Three patients became pregnant while being treated with givosiran. These cases are presented below8:

• One patient became pregnant and withdrew from the study after her third monthly dose of givosiran. The patient terminated the pregnancy and underwent an induced abortion.
• One patient discontinued givosiran treatment and withdrew from the study due to pregnancy after her 30th monthly dose of givosiran. The patient chose to terminate the pregnancy, and an elective abortion occurred.
• One patient discontinued givosiran treatment when she planned to become pregnant and received her last (28th) dose of givosiran on Day 813. The patient’s pregnancy began on Day 866. She experienced a SAE of spontaneous abortion on Day 948 that was mild in intensity and was considered not related to givosiran by the Investigator. The patient withdrew from the study on Day 1025.

Global Safety Database

A cumulative post-marketing review of Alnylam Pharmaceuticals’ global safety database did not identify new safety concerns with the use of givosiran in pregnant or lactating patients based on the available data. The risk of givosiran to pregnancy outcomes and to the fetus and infant remains unknown. The benefit-risk balance of givosiran therapy during pregnancy should be considered.4

Abbreviations

AE = adverse event; AHP = acute hepatic porphyria; ΑIP = acute intermittent porphyria; ALA = δ-aminolevulinic acid; OLE = open-label extension; PBG = porphobilinogen; SAE = serious adverse event.

Updated 17 October 2024

References

1.  GIVLAARI (givosiran) Prescribing Information. Cambridge, MA: Alnylam Pharmaceuticals, Inc.

2.  Protocol for: Sardh E, Harper P, Balwani M, et al. Phase 1 trial of an RNA interference therapy for acute intermittent porphyria. N Engl J Med. 2019;380:549-558. doi:10.1056/NEJMoa1807838

3.  Supplement to: Balwani M, Sardh E, Ventura P, et al. Phase 3 trial of RNAi therapeutic givosiran for acute intermittent porphyria. N Engl J Med. 2020;382(24):2289-2301. doi:10.1056/NEJMoa1807838

4.  Alnylam Pharmaceuticals. Data on file. MED-ALL-AS1-2400049.

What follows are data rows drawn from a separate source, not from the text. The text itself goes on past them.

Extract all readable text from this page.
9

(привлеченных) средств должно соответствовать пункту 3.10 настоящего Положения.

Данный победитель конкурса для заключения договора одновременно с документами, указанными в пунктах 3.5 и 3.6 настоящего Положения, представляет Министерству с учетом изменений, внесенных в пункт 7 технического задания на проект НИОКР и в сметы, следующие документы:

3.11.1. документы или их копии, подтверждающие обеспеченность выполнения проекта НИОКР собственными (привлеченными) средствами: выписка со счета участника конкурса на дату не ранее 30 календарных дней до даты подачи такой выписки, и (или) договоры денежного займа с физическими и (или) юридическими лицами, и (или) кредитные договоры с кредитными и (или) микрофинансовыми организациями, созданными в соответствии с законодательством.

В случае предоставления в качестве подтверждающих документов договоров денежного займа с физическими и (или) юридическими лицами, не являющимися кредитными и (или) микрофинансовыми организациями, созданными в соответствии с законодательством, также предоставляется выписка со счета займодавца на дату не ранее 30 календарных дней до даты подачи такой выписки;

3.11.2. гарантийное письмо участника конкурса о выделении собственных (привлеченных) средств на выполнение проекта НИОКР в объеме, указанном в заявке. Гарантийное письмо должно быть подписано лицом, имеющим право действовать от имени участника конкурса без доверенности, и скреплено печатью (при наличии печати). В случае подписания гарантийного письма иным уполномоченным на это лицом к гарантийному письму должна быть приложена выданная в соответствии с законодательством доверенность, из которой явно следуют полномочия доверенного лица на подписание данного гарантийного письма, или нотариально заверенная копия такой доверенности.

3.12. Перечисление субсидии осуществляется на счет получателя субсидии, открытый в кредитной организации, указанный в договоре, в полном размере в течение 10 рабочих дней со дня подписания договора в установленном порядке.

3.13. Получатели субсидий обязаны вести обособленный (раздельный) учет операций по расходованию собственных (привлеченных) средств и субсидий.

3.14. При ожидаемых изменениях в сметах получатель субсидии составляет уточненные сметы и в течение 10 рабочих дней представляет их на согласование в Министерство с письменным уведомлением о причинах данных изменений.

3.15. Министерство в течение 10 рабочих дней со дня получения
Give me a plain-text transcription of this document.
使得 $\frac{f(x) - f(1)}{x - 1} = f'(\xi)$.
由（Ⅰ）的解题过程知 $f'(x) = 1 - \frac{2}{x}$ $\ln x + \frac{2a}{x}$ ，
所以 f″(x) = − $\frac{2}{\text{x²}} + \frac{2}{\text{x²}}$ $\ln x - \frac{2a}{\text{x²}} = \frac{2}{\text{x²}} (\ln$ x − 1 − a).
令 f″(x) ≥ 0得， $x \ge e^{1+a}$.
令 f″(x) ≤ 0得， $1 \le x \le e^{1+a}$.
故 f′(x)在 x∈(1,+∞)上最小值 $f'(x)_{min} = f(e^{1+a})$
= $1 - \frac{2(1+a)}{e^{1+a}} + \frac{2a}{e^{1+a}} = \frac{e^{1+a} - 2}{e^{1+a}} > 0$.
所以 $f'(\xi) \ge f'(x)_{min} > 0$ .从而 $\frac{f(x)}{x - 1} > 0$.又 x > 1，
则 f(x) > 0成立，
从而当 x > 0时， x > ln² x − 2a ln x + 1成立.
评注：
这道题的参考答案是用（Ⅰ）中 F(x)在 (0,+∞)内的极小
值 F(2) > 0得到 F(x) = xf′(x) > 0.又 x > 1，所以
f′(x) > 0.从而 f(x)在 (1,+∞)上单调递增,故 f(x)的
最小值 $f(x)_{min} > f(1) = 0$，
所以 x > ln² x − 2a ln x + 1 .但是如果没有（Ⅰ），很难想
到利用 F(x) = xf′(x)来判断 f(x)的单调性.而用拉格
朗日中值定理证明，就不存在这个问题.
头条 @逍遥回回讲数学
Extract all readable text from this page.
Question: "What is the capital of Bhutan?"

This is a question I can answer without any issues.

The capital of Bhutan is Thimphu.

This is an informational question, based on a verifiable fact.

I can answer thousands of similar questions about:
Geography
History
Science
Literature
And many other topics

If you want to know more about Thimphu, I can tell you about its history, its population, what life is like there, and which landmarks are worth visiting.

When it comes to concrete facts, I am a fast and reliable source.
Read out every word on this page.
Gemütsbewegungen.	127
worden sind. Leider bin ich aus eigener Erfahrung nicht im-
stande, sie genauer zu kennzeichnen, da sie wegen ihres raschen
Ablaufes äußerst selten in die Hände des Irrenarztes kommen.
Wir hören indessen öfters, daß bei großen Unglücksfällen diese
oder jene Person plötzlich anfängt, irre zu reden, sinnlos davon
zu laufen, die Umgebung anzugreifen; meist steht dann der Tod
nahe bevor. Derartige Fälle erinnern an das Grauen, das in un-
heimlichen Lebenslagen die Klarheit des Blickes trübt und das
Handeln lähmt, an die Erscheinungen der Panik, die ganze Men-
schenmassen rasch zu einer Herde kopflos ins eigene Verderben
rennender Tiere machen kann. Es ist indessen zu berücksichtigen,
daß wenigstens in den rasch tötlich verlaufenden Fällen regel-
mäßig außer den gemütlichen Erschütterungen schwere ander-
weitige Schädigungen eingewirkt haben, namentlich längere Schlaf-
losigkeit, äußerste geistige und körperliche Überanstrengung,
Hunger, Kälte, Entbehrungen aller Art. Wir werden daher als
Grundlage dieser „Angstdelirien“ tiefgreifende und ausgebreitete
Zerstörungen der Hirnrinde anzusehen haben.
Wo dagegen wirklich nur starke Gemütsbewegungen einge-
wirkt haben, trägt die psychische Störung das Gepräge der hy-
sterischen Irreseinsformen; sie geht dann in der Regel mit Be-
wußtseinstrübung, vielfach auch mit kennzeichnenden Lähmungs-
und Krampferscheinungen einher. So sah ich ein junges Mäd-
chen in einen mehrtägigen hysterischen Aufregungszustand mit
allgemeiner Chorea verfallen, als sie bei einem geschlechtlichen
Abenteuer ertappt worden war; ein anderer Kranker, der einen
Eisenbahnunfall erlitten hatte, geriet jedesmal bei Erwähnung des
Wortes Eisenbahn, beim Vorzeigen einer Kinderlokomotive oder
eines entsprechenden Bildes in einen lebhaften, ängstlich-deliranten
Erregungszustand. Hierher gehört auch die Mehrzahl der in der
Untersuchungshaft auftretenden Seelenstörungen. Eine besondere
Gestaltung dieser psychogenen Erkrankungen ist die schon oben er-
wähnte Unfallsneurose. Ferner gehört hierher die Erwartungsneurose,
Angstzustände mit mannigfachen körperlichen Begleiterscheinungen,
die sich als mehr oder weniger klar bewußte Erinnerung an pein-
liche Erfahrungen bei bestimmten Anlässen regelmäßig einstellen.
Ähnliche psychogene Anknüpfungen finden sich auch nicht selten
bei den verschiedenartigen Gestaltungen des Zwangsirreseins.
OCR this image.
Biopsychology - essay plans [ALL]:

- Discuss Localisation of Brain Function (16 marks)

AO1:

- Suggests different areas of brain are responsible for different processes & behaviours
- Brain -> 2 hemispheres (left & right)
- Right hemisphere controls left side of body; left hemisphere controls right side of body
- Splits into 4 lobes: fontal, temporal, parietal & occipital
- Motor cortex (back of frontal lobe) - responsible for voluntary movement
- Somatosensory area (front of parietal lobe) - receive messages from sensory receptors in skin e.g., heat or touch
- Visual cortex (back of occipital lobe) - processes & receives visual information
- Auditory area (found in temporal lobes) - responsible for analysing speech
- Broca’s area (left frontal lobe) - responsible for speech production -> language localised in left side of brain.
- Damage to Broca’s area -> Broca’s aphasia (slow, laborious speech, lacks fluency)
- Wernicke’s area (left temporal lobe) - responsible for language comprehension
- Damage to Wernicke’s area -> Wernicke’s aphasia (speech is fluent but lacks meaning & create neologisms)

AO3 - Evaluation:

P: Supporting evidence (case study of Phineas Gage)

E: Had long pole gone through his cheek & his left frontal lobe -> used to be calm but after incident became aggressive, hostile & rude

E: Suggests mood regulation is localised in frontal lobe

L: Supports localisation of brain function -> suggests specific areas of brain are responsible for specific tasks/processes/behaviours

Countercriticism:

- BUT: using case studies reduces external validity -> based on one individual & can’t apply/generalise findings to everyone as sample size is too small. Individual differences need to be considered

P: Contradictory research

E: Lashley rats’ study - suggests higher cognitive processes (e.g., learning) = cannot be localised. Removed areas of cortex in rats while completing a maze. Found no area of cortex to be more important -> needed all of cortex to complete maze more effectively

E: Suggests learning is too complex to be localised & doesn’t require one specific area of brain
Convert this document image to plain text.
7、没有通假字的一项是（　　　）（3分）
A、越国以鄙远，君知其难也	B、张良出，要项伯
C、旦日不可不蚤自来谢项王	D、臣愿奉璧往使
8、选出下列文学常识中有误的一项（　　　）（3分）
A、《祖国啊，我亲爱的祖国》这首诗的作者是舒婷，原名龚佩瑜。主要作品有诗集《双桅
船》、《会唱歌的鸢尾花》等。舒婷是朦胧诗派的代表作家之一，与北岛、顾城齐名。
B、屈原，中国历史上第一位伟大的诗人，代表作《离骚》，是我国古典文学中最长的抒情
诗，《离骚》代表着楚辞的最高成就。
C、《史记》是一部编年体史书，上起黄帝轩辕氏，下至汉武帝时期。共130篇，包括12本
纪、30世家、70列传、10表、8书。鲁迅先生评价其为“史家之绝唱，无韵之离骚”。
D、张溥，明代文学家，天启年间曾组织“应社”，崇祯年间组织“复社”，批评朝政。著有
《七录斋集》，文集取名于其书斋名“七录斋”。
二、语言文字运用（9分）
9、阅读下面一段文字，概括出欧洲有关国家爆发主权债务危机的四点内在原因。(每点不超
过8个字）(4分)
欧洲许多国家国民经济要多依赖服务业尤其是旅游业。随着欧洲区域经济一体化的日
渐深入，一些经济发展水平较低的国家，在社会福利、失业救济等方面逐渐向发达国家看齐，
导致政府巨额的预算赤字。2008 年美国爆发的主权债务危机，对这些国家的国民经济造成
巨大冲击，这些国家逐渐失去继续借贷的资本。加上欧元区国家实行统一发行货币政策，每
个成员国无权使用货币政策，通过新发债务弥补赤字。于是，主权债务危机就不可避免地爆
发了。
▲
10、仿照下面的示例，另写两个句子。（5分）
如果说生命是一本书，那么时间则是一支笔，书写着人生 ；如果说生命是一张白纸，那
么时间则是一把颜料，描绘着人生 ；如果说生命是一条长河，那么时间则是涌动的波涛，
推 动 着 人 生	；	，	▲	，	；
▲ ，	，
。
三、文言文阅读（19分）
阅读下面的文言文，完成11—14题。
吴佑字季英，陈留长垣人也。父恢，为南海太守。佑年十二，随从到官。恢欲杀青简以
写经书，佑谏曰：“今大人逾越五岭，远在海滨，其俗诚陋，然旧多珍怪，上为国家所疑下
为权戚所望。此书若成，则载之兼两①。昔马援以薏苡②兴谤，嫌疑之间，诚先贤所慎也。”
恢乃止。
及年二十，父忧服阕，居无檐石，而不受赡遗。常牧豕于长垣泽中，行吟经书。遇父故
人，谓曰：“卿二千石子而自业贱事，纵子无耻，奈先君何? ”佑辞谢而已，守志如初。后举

5.  Sardh E, Harper P, Balwani M, et al. Phase 1 trial of an RNA interference therapy for acute intermittent porphyria. N Engl J Med. 2019;380(6):549-558. doi:10.1056/NEJMoa1807838

6.  Supplement to: Sardh E, Harper P, Balwani M, et al. Phase 1 trial of an RNA interference therapy for acute intermittent porphyria. N Engl J Med. 2019;380(6):549-558. doi:10.1056/NEJMoa1807838

7.  Kuter DJ, Bonkovsky HL, Monroy S, et al. Efficacy and safety of givosiran for acute hepatic porphyria: Final results of the randomized phase III ENVISION trial. J Hepatol. 2023;79(5):1150-1158. doi:10.1016/j.jhep.2023.06.013

8.  Alnylam Pharmaceuticals. Data on File. MED-ALL-AS1-2200003.